Gratin Dishes: C’est Cheese
In common use, the phrase au gratin has become synonymous with a meat, vegetable, or other dish that has cheese in it (macaroni and cheese being the most ubiquitous gratin dish of all).
But that’s not always the case.
The common thread among gratins is a brown crust on top. What differs is how that crust is achieved: breadcrumbs, cheese, or both.
When making a gratin from scratch at home, it’s good to know that béchamel and mornay sauces are most commonly used as the base sauces. Béchamel is the classic white, milk-based sauce—one of the five Mother Sauces of French cuisine. Mornay is a béchamel to which Parmesan and Swiss/Gruyere cheeses are added. Some gratins are made entirely without a creamy sauce and use flavorful oil and seasonings instead.
Origins
Gratin comes from gratter, the French word for grating or scraping. The word gratiné means crust.

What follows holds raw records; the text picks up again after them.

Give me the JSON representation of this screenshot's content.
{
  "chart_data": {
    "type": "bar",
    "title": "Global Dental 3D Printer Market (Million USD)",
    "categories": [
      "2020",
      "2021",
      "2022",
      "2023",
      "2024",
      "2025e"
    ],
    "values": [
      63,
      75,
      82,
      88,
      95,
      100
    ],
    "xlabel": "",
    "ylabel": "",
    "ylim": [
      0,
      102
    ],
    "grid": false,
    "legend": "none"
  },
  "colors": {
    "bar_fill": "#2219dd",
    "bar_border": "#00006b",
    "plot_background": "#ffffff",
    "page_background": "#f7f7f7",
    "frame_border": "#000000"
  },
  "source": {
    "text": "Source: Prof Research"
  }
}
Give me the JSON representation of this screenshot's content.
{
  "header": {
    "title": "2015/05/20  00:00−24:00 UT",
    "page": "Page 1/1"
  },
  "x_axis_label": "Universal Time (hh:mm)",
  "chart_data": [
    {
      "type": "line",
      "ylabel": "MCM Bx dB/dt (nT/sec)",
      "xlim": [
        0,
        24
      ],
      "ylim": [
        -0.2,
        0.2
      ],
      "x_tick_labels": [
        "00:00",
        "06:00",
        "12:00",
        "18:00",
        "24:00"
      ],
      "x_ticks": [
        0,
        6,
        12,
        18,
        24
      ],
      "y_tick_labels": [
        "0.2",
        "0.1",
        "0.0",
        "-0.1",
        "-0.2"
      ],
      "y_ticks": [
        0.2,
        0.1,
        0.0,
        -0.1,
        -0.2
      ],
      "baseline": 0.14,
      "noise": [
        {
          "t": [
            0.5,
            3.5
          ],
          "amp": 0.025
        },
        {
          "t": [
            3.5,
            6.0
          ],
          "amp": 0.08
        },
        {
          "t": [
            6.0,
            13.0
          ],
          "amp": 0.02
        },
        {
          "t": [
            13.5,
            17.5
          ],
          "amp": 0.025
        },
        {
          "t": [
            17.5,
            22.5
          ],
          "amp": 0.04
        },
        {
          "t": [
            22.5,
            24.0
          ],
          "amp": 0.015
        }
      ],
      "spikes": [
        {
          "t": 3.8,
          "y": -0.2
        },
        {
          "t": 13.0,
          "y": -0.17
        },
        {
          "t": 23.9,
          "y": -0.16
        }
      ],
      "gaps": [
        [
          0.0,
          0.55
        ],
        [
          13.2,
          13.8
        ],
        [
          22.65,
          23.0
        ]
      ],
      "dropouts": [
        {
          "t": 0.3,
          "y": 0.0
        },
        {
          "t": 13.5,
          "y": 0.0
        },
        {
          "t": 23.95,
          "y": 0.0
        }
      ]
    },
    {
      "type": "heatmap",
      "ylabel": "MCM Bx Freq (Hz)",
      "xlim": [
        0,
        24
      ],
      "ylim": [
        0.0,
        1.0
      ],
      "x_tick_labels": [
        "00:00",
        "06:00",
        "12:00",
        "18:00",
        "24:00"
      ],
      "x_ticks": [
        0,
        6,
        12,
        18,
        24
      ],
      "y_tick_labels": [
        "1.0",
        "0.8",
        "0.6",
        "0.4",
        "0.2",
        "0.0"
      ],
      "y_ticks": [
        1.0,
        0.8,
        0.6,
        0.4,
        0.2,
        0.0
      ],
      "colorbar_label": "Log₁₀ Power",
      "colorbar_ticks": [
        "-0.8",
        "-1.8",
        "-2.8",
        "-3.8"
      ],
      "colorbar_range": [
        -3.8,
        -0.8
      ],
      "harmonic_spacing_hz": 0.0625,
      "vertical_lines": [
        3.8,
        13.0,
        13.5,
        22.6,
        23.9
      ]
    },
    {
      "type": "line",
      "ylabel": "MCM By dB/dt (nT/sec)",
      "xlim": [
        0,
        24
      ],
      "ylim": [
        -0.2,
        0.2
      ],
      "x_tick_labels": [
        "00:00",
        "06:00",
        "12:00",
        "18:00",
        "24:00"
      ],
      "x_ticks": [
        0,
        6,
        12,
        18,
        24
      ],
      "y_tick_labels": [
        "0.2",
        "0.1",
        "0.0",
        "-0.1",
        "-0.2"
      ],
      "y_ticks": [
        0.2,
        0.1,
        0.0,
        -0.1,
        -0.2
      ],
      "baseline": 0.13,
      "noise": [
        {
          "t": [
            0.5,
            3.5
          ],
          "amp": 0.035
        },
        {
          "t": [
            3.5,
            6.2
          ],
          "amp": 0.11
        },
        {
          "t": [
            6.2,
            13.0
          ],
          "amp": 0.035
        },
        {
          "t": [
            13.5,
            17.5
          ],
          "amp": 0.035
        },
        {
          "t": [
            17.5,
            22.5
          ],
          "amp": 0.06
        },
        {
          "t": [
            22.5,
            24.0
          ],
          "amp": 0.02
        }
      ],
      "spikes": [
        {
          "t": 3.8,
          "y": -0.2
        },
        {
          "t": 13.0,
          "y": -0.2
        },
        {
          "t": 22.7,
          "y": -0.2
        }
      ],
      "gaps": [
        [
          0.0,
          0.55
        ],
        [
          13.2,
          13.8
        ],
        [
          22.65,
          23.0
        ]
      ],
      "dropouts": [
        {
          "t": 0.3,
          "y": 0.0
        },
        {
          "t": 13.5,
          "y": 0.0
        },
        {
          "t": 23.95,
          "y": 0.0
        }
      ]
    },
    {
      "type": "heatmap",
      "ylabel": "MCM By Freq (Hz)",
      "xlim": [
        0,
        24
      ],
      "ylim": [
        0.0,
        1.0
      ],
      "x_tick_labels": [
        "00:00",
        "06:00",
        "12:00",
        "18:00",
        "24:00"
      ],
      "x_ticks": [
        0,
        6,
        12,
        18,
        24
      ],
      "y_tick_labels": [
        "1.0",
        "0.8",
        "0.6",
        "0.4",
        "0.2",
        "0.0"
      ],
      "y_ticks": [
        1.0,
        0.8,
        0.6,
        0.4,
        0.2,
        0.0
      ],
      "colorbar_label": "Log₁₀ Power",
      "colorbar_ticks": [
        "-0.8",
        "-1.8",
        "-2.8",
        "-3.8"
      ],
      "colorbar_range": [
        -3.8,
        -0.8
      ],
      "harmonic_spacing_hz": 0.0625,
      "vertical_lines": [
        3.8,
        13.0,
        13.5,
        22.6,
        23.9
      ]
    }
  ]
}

Though the origin of gratin dishes is likely the early 19th century, the first mention in print in English dates to the turn of the 20th century.
The characteristic baking and serving vessel for gratin dishes is shallow and either round or oval made of glass, ceramic, copper, or other oven-safe materials.
Variations
While many variations exist, the earliest gratin recipes were for potatoes sliced and layered with other ingredients. The most rustic variation, potatoes gratiné, layers the potatoes in a buttered dish and sprinkled with cheese before browning in the oven or under a broiler.
The most lush example is know in France as Gratin Dauphinois, the same dish we in the U.S. call potatoes au gratin or scalloped potatoes. The original recipe calls for baking the layered potatoes in cream in a pan prepared with butter and garlic. Later variations add cheese for over-the-top richness.
A third variation, called Gratin Savoyard, uses no cream and layers the potatoes with cheese, butter, and stock for the liquid.
Beyond the Basics
The basic recipes for gratin potatoes are blank canvases for fortifying with other ingredients. For example, constructing a gratin dish by layering the potatoes with leftover Easter ham is real post-holiday treat. Sausage, shredded chicken, pulled pork, or just about any other kind of leftover can be successfully combined into a gratin dish.
Likewise, try layering in tomato slices. Or spinach, kale, chard, and other leafy greens add texture, flavor, and nutrients. You can also go so far as to eliminate the potatoes altogether and create vegetable-based gratins—broccoli, cauliflower, and mushroom are outstanding examples.
If using breadcrumbs, try spicing them up with your favorite herbs and spices. Or mix some panko breadcrumbs with crumbled, crispy bacon for a topping that will be a true crowd-pleaser.
And don’t be shy about experimenting with various types of cheese. While Parmesan and Gruyere are typical, any flavorful cheese with good melting qualities will work as well: Fontina, Manchego, Asiago, Cheddar, or Gouda. Such blue cheeses as Roquefort, Gorgonzola, and Stilton are excellent when used alone or in combination with other cheeses.
What’s your favorite way to make a gratin? What’s unique mix-in do you use with potatoes au gratin? What’s your favorite vegetable to prepare au gratin? Do you serve scalloped potatoes alongside your ham for Easter?